Tuesday, February 19, 2013

Horsemeat fraud: the TV narrative


BBC 017-pan.jpg

Much against my better judgement, I watched both Dispatches and Panorama last night, both claiming to give the inside story on the horsemeat scandal.

I think it is fair to say that the programmes were very similar in their approach. Both sought to target supermarkets and both sought to ramp up the health scare, featuring Irish horses and the "bute" horse painkiller.

Panorama ran with the "cuts" meme, using a darkened profile of our newly retired meat inspector, telling us how reducing the hours of inspectors in cutting premises caused the adulteration of meat in a French-owned food processor, based in Luxembourg.

This was formula journalism at its worst. We were treated to an utterly stupid sequence, showing the difference between a horse and beef carcase (illustrated), but was given no inkling at all of how the horsemeat would have been used, and how thus it escaped detection during manufacture.

Even though the French government investigation is now in the public domain, we got nothing of the recent details about how Spanghero was at the heart of the fraud. Yet, as far as both programmes went, they were supposedly telling us who was "really to blame" for horse entering the food supply.

Needless to say, we got nothing of the "bigger picture", that this episode was but one example of food fraud, which is endemic in the food business, and that the system simply is not geared to detecting such fraud.
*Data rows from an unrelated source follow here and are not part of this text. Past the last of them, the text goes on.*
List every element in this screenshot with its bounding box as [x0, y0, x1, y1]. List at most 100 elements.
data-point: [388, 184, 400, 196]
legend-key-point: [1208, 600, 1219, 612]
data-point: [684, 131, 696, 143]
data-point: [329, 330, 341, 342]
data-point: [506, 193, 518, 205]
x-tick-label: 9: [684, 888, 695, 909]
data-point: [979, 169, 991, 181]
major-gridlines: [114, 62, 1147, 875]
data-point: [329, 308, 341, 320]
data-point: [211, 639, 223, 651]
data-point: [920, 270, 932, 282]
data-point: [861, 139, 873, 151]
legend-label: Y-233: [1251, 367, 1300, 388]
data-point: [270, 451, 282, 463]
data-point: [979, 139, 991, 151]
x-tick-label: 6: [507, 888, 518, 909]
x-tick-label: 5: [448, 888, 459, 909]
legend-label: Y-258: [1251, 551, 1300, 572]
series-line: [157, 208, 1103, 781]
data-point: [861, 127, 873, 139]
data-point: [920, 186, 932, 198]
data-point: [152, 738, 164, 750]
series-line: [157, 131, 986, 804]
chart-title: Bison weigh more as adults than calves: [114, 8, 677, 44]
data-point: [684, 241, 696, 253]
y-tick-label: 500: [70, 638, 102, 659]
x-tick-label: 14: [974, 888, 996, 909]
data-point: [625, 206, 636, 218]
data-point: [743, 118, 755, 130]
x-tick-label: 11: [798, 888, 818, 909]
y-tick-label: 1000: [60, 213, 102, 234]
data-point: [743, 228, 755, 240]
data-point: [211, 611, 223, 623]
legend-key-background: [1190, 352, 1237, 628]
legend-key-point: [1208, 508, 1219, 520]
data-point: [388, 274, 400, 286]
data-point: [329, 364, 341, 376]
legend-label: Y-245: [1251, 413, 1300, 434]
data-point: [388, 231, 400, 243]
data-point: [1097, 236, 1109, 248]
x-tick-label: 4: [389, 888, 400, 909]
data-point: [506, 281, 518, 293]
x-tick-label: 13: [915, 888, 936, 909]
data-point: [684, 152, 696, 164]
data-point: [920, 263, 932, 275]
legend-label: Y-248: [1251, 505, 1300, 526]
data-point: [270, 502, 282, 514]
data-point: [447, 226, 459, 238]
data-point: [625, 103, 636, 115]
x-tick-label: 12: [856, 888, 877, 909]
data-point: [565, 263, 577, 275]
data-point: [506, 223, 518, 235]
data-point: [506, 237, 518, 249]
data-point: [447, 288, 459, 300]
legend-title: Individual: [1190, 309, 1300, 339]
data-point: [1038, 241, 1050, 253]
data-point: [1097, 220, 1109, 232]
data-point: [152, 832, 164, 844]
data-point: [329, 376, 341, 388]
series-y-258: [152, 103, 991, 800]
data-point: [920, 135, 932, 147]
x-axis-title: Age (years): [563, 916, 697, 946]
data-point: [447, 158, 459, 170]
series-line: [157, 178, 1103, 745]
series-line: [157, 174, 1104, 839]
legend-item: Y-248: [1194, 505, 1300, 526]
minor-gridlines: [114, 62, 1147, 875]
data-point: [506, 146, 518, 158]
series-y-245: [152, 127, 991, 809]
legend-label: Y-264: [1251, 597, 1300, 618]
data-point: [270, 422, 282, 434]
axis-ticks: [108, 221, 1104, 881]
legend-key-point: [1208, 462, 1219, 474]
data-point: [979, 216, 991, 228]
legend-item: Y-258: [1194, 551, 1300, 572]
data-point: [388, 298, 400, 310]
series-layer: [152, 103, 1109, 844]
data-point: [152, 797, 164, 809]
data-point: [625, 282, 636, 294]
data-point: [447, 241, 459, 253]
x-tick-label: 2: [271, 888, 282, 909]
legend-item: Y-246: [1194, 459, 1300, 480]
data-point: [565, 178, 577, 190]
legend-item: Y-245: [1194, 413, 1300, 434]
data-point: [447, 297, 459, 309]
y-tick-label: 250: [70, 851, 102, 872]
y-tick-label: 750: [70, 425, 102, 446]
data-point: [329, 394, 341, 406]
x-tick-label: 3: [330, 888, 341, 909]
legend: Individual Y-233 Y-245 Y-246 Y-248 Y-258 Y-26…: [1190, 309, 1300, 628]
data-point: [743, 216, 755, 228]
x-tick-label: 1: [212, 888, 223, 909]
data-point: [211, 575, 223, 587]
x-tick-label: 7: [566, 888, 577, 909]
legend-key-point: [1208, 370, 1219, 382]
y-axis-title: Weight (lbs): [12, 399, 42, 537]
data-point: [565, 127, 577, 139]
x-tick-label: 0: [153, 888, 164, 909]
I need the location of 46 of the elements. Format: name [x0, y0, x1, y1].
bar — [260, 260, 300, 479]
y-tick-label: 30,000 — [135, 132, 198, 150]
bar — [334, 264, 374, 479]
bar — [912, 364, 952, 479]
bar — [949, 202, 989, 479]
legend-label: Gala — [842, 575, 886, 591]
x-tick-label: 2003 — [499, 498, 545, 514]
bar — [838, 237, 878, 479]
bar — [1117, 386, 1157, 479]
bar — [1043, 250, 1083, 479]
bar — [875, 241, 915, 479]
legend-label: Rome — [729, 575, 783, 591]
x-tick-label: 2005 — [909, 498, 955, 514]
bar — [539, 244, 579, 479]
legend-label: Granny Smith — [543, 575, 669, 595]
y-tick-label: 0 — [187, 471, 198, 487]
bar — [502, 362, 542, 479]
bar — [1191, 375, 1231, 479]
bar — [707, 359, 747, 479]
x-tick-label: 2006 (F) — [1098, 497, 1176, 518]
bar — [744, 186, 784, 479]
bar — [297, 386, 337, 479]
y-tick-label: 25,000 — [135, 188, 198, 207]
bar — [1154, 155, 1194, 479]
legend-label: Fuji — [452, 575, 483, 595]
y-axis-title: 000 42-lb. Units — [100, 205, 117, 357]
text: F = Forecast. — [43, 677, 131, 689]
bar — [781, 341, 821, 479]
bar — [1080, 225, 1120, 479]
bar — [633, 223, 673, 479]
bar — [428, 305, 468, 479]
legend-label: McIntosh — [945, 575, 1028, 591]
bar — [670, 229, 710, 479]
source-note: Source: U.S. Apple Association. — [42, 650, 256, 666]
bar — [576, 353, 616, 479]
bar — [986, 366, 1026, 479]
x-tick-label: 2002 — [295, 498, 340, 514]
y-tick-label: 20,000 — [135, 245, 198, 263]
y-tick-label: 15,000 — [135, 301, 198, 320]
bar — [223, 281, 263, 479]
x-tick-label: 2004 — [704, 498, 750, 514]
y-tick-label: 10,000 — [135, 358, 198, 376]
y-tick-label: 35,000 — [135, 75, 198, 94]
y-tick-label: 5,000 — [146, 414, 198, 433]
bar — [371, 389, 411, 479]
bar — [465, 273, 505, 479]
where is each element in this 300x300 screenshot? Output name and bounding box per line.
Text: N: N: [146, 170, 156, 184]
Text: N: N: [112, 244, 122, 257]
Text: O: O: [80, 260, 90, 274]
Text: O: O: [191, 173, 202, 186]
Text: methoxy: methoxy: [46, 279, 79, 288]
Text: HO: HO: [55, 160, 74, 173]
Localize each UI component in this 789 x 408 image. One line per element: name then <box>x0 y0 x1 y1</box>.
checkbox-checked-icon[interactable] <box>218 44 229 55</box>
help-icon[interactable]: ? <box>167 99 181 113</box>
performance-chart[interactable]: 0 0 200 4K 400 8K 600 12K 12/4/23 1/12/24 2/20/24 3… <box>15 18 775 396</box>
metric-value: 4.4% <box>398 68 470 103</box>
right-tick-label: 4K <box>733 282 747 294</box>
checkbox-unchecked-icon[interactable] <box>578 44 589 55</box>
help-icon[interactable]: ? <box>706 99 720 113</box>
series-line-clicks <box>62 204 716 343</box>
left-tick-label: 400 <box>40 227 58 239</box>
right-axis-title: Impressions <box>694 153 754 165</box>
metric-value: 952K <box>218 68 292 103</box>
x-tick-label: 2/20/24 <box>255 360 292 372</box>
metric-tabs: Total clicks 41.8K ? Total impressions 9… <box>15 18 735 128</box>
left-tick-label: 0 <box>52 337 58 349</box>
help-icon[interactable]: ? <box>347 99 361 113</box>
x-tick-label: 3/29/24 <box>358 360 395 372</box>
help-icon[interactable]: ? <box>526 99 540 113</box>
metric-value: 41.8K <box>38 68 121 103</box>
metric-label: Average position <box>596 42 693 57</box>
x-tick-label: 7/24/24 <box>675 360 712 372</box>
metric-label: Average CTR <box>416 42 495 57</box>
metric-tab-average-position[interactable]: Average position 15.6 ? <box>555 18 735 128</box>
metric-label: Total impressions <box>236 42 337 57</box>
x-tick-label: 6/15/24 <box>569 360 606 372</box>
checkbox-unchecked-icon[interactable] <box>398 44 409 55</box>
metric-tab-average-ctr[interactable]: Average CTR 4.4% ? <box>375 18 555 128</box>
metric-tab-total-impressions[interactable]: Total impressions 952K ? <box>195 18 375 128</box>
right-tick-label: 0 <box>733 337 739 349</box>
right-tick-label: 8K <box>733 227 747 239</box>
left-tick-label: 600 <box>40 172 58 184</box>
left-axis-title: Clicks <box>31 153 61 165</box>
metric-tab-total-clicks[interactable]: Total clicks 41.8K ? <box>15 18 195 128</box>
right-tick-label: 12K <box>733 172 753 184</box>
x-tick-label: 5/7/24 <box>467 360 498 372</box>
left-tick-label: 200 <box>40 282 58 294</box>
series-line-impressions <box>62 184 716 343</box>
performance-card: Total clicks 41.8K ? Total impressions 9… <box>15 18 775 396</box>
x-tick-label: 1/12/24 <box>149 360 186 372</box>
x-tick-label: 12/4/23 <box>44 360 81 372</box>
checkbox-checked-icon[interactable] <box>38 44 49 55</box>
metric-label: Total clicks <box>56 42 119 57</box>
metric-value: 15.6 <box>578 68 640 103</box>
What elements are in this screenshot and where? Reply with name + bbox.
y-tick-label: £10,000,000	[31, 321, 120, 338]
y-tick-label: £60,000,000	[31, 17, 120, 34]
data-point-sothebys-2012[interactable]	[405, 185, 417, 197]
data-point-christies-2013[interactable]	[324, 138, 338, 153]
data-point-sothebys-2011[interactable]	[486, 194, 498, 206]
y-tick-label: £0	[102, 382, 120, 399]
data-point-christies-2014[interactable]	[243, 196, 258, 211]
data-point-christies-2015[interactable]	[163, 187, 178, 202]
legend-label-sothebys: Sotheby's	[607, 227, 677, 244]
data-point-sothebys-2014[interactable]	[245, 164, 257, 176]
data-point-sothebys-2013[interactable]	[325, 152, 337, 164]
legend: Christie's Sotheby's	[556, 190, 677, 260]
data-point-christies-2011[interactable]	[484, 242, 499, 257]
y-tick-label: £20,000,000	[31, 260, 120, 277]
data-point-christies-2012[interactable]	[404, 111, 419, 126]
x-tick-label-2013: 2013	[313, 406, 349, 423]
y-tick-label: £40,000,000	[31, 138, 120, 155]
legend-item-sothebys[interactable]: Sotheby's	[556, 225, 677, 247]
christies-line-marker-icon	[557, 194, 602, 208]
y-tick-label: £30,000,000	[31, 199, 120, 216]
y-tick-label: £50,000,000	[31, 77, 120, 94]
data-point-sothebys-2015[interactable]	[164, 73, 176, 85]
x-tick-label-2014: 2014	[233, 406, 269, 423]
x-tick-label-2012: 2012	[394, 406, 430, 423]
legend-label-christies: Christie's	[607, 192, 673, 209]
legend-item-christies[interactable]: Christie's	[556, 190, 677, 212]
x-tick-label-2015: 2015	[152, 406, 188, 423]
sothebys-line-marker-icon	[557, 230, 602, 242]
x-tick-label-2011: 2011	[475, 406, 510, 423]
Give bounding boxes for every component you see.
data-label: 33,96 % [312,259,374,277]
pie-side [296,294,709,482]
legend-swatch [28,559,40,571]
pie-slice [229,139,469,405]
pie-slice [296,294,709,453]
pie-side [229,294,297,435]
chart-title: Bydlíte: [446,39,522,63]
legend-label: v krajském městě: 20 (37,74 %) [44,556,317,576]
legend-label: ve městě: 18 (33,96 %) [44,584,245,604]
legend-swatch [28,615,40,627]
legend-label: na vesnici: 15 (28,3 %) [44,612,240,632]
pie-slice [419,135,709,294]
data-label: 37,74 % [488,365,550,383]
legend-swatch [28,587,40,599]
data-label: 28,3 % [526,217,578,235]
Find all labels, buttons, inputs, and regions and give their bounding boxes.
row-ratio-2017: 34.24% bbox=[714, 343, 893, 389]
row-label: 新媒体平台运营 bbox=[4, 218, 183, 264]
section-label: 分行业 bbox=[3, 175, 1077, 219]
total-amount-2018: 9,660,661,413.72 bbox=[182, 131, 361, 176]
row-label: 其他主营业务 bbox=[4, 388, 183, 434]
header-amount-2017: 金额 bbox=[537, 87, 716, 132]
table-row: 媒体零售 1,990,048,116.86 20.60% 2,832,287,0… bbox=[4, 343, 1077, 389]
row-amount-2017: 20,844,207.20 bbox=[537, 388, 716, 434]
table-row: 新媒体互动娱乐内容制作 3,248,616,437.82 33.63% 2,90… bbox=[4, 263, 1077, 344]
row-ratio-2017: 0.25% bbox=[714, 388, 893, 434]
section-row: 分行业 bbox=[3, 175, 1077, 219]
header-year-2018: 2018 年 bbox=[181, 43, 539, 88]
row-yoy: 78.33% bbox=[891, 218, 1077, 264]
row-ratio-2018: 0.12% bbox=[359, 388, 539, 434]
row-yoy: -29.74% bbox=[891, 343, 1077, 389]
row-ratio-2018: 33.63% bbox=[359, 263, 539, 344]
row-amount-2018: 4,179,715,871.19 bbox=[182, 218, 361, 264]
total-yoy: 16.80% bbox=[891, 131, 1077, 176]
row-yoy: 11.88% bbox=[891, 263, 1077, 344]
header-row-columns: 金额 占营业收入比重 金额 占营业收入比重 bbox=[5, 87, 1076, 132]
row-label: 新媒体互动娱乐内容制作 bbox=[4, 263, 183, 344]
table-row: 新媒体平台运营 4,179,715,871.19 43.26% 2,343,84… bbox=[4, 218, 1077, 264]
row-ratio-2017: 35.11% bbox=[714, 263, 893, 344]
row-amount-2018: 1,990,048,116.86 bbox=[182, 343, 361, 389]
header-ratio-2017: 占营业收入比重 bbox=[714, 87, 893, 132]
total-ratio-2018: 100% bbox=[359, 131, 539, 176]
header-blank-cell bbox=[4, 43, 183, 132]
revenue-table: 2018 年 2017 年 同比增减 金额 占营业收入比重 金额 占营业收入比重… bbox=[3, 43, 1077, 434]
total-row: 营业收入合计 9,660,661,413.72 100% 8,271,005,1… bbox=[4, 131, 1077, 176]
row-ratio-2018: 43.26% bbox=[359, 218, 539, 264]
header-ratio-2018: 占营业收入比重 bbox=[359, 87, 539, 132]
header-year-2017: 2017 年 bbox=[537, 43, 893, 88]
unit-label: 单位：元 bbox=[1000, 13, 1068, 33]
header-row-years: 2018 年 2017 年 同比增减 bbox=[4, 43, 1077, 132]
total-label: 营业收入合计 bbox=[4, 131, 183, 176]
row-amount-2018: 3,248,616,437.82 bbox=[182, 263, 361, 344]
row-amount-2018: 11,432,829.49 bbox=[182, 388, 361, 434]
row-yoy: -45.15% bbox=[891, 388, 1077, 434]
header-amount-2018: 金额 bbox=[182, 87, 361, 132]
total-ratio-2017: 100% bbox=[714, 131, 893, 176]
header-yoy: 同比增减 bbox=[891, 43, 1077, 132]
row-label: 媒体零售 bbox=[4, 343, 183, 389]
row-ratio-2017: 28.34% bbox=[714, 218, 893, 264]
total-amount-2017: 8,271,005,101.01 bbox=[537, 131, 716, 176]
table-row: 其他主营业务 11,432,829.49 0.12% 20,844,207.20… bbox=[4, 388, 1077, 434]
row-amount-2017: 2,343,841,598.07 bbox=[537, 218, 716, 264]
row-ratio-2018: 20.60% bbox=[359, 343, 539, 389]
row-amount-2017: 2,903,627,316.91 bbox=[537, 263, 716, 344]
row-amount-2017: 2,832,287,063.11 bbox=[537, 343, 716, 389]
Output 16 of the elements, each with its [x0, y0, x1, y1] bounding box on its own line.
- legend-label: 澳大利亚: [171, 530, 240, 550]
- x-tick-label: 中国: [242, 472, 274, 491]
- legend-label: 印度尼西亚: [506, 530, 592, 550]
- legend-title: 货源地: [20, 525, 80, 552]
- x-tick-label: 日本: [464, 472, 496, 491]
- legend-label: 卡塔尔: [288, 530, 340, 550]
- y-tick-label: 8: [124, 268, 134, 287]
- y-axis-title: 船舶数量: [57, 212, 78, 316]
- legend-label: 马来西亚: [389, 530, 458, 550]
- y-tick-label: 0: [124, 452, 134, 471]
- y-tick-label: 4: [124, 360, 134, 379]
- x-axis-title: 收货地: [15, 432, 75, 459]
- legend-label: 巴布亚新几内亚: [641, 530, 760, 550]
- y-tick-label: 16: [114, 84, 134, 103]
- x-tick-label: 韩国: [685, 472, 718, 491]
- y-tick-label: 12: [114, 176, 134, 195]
Nor did we hear anything coherent of the role of the EU, despite the fact that food law is an exclusive competence. Both programmes interviewed Owen Paterson, but neither had him repeating what he has so often said elsewhere, that the EU system has prevented a more hands-on regime being used.

Panorama made extensive use of Malcolm Walker, the chief executive of UK retailer Iceland, dismissive of the scare, saying his firm did not test for horsemeat, but it did not test for cat or dog either. "You can't test for everything', the programme had him say.

For us, though, it is easier to deal with what the programmes did not say. This was food fraud spanning a period of over six months, with 750 tons of horsemeat adulterating 4.5 million meals passing through a single processor. And no-one noticed. The quality regime in the factory failed, and the official inspection regime failed. Yet neither programme seemed in the least interested as to why.

And this, of course, is only one of the adulteration episodes. The original Irish findings came from another source, and we have yet to get to the bottom of it. From one of the programmes – I can't remember which one – we got a frankly risible account of how the Irish Food Safety Authority (FSAI) "thought like a food fraudster" and somehow divined that horsemeat adulteration was the thing to look for.

Perhaps the programme researchers should have read The Groocer which retailed Owen Paterson telling the Commons that the FSAI "acted on specific intelligence" when deciding to test, despite insisting that its tests were simply part of its routine monitoring.

Perhaps then we ought to leave the last word to Paterson. As recorded by the Independent, after his meeting with the supermarkets. "They all assured me that they will not rest until they have established the full picture. There is still much to be done to find out exactly how this happened and how it can be prevented from happening again... ", he said.

Whatever else, watching either Dispatches or Panorama wouldn't have told you what happened. These programmes didn't even appear to have been interested in finding out. They had their narratives, and that's all they needed.